L'expression " La faiblesse est une force " ne peut que très bien coller à ce disque sans équivalence connue dans mes pérégrinations musicales. Au début, deux éléments m'ont considérablement dérangé dans le son : cette petite voix comateuse tellement sous-mixée que les paroles en deviennent très souvent incompréhensibles, et au contraire cette batterie aux cymbales envahissantes, allant jusqu'à écraser, au cours de la pourtant belle explosion finale de " Bedside Table ", les guitares, la basse, bref : tout. Mais au milieu de ces sonorités dérangeantes restait quelque chose qui me fascinait déjà et m'a poussé à réécouter le disque encore et encore. Les guitares. Elles déroulent des entrelacs sublimes, se confondent tout le temps car elles ne mordent jamais sur les plates-bandes de l'autre, et finissent par esquisser des petites mélodies intemporelles, berceuses agrémentées d'un glockenspiel ("Crushing"), montée orageuse qui n'explosera pas vraiment (la longue et fascinante "Powder"), ou sursaut pop d'une fraîcheur désarmante avec "To The Ground", arpeges tourbillonants et immédiatement séduisants, sans aucun effet de production racoleur. Parfois elles pourraient être remplacées par une section de cuivres fière, en témoigne le jeu tonitruant de "Living Well". Sauf que le parti pris est que les mélodies doivent être d'une richesse inversement proportionnelle à l'économie de moyens dont les musiciens font preuve. Il est certain que les guitaristes ne possèdent pas une grande technique, mais leur manière de faire s'entrecroiser les notes, aussi simplement qu'avec invention et application, et tout ça sans aucun effet, a de quoi forcer mon respect. Ce jeu me semble temporairement et stylistiquement entre le Velvet et Mogwai, dont Bedhead a forcément inspiré le jeu des écossais.
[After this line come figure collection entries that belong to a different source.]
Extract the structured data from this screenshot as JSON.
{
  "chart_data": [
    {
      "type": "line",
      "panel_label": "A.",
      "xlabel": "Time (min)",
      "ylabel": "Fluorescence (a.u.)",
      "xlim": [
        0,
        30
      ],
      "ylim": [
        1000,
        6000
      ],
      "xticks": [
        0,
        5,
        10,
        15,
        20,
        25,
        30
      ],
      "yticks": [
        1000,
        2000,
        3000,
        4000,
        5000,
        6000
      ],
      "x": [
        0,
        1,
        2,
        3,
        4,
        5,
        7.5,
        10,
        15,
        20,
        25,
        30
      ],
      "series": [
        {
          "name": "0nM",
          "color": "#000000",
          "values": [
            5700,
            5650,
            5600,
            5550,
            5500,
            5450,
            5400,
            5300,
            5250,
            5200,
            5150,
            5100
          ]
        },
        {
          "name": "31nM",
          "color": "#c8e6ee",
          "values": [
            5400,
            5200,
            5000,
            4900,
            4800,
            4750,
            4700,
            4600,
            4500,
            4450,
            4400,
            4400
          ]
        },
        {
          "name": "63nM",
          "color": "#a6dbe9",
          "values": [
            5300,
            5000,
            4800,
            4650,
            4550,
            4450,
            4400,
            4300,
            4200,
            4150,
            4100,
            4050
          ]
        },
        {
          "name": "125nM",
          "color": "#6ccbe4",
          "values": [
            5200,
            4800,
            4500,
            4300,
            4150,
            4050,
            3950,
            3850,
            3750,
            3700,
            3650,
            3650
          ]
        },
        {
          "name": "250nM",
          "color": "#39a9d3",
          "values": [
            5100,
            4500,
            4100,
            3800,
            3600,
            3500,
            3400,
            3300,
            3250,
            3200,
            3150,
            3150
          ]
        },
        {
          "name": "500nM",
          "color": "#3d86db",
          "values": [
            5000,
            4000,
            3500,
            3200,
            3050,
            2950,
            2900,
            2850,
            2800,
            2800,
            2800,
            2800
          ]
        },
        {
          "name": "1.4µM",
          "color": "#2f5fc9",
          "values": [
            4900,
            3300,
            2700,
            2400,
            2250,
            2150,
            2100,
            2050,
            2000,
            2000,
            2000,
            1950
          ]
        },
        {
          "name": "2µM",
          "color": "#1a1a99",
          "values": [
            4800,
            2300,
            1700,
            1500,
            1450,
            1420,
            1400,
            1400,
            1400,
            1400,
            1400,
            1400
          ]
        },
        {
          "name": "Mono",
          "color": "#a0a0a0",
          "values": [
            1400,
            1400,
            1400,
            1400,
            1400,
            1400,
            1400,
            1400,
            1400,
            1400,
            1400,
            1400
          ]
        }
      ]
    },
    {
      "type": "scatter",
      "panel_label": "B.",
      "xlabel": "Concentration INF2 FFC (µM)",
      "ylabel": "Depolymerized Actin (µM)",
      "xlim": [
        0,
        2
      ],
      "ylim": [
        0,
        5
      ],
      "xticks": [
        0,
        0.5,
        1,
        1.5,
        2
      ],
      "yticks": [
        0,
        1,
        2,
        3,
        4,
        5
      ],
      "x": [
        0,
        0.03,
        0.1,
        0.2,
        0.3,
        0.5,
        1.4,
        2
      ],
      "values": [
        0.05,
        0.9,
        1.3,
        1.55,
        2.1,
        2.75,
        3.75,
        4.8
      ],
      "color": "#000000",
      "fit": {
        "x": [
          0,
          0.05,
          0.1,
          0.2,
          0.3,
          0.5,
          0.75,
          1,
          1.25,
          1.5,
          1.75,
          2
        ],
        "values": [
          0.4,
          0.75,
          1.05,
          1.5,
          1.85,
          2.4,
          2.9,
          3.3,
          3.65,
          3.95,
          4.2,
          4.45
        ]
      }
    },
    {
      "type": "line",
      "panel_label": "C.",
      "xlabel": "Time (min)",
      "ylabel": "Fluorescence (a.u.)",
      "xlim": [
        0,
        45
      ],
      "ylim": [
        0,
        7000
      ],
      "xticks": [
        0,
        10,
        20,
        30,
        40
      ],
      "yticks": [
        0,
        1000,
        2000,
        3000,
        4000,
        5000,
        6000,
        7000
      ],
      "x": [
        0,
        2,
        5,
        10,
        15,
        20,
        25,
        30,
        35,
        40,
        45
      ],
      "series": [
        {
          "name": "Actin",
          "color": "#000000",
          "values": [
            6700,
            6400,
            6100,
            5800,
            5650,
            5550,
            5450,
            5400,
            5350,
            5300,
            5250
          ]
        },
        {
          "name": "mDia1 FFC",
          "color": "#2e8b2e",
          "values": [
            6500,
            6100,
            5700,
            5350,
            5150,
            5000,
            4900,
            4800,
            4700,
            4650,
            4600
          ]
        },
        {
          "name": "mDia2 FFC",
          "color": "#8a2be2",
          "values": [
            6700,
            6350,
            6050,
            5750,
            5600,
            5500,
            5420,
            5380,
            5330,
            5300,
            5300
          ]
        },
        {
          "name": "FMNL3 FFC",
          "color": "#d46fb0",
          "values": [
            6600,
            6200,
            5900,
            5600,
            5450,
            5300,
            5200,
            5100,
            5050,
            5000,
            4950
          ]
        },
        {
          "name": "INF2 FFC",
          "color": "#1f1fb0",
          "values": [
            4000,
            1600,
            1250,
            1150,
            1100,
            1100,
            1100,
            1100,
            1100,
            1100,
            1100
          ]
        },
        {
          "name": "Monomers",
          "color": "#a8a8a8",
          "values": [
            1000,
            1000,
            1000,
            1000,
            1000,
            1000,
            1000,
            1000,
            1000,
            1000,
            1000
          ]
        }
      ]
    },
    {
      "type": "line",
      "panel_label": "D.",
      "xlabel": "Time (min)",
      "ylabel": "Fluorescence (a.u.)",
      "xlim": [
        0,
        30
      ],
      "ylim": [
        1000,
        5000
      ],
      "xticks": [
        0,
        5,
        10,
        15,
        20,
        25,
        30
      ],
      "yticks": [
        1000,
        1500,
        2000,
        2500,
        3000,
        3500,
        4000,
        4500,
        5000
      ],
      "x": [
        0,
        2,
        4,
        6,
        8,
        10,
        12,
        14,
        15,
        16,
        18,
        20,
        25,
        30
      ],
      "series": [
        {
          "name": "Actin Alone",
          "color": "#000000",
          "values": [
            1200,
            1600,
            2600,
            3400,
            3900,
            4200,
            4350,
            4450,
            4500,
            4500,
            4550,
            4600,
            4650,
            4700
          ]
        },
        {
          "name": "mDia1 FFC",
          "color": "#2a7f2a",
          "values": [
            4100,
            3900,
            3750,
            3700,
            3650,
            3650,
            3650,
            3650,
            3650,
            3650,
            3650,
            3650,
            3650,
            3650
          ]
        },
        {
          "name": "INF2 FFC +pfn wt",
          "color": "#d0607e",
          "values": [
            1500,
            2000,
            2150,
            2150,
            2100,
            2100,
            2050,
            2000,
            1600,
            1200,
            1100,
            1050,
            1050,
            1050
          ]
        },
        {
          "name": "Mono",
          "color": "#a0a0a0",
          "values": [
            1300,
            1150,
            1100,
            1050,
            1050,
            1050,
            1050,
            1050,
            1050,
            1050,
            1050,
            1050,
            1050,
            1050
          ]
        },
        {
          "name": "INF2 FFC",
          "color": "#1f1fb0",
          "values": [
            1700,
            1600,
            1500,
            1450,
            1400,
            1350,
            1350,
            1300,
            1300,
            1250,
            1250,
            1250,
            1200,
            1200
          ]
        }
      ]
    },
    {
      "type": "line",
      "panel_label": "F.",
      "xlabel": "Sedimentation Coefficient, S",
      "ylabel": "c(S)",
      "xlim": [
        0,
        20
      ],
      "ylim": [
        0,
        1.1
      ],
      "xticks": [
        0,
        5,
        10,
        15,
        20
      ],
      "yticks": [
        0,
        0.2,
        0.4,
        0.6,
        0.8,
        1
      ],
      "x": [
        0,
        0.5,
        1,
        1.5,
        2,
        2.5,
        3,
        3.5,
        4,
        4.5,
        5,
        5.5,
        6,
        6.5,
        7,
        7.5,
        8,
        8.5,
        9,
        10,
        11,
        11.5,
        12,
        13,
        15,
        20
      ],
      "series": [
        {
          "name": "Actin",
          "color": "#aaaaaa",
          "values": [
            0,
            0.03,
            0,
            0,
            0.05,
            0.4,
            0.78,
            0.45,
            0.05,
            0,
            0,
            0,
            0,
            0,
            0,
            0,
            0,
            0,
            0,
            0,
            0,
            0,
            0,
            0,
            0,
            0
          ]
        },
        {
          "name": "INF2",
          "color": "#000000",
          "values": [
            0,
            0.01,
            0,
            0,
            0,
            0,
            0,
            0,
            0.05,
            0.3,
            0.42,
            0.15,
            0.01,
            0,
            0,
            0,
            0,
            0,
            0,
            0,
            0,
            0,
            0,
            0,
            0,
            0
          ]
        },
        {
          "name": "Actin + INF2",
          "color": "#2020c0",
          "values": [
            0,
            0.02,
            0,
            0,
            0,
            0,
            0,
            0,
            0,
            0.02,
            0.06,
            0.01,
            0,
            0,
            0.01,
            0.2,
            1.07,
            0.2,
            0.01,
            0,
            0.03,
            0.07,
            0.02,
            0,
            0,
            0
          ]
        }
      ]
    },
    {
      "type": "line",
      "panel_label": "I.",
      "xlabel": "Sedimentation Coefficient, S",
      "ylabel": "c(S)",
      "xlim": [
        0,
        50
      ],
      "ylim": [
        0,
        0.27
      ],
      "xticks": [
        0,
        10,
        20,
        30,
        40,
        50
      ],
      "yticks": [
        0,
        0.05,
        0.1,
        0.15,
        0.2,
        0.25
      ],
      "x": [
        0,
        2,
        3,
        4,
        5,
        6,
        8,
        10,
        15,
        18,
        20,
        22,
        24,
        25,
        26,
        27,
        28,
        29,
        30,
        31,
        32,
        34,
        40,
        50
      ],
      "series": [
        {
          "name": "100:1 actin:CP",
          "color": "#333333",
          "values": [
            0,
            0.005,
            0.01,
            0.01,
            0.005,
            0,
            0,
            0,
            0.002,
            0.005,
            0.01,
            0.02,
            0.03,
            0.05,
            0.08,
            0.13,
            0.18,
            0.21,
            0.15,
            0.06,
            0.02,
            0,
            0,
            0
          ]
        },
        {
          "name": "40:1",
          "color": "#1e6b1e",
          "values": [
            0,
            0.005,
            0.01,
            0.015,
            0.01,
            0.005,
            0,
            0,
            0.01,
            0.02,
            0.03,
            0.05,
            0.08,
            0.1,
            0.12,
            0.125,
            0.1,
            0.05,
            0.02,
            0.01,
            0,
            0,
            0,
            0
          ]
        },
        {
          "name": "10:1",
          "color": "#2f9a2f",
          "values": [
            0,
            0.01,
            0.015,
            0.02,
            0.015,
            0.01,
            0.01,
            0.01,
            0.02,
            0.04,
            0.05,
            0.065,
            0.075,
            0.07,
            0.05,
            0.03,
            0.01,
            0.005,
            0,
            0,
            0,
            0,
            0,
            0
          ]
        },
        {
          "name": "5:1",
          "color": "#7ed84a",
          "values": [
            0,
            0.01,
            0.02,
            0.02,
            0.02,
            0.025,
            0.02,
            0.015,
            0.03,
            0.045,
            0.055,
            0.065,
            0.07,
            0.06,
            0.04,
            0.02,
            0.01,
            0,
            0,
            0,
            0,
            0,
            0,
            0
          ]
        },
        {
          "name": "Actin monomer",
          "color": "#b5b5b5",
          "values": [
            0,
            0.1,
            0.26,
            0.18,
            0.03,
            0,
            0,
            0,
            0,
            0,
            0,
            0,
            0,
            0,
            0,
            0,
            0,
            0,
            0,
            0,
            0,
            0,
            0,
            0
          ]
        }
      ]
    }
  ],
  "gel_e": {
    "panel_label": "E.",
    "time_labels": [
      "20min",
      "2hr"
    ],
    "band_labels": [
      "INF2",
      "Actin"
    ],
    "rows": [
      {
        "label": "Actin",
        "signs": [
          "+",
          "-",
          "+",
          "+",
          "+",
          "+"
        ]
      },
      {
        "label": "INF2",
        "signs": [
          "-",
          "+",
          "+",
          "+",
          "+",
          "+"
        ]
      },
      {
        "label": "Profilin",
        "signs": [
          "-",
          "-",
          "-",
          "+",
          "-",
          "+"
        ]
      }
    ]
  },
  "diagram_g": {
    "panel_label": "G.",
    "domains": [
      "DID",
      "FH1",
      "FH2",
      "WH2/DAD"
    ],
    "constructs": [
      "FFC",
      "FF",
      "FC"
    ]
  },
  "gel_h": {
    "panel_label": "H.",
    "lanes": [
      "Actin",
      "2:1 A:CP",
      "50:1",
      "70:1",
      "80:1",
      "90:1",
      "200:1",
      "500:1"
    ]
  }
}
Alors je suis revenu sur la voix, qui m'est devenu fort attachante. Chanter de manière aussi effacée, c'est comme chanter alors qu'on aurait voulu faire autre chose. Mais l'envie de dire est plus forte que tout. Le bon compromis est de demander à l'auditeur de faire un effort pour comprendre les textes, ou comprendre pourquoi il n'y comprend rien, du moins. J'en suis persuadé, Matt Kadane est quelqu'un d'immensément pudique. Es-ce par pudeur ou par horreur à l'idée d'asséner un message à l'auditeur qu'il semble autant dans sa bulle? Et puis le jeu de batterie est comme la guitare. Simple sans simplisme, régulier comme un métronome. Le tout semble enregistré en prise directe et finit doucement par bouleverser... Les décharges bruyantes sont toujours portées par une sorte d'héroïsme naïf, comme si elles jouaient pour une dernière fois, grandiloquence sabordée par la voix marmonée qui semble toujours se contrefoutre de se faire une place au milieu de ces enchevêtrements de cordes de guitares caressées ou frappées, cette batterie volontairement trop présente.
Ce qui se produit ici est pour moi magnifique. Car derrière ces harmonies parfaites, ces explosions si évidentes et libératrices, ce son si direct et un peu maladroit, se dévoile mine de rien un grand groupe qui ne triche à aucun moment, que ce soit au niveau du son ou de l'emballage. Il n'y a rien, que du blanc, un blanc modeste qui renvoie à la grâce dans ce qu'elle a de plus brut.
Exceptionnel ! ! 19/20 | par Sam lowry |
Note : le disque a été réédité en Février 2001 sur le label Touch and Go.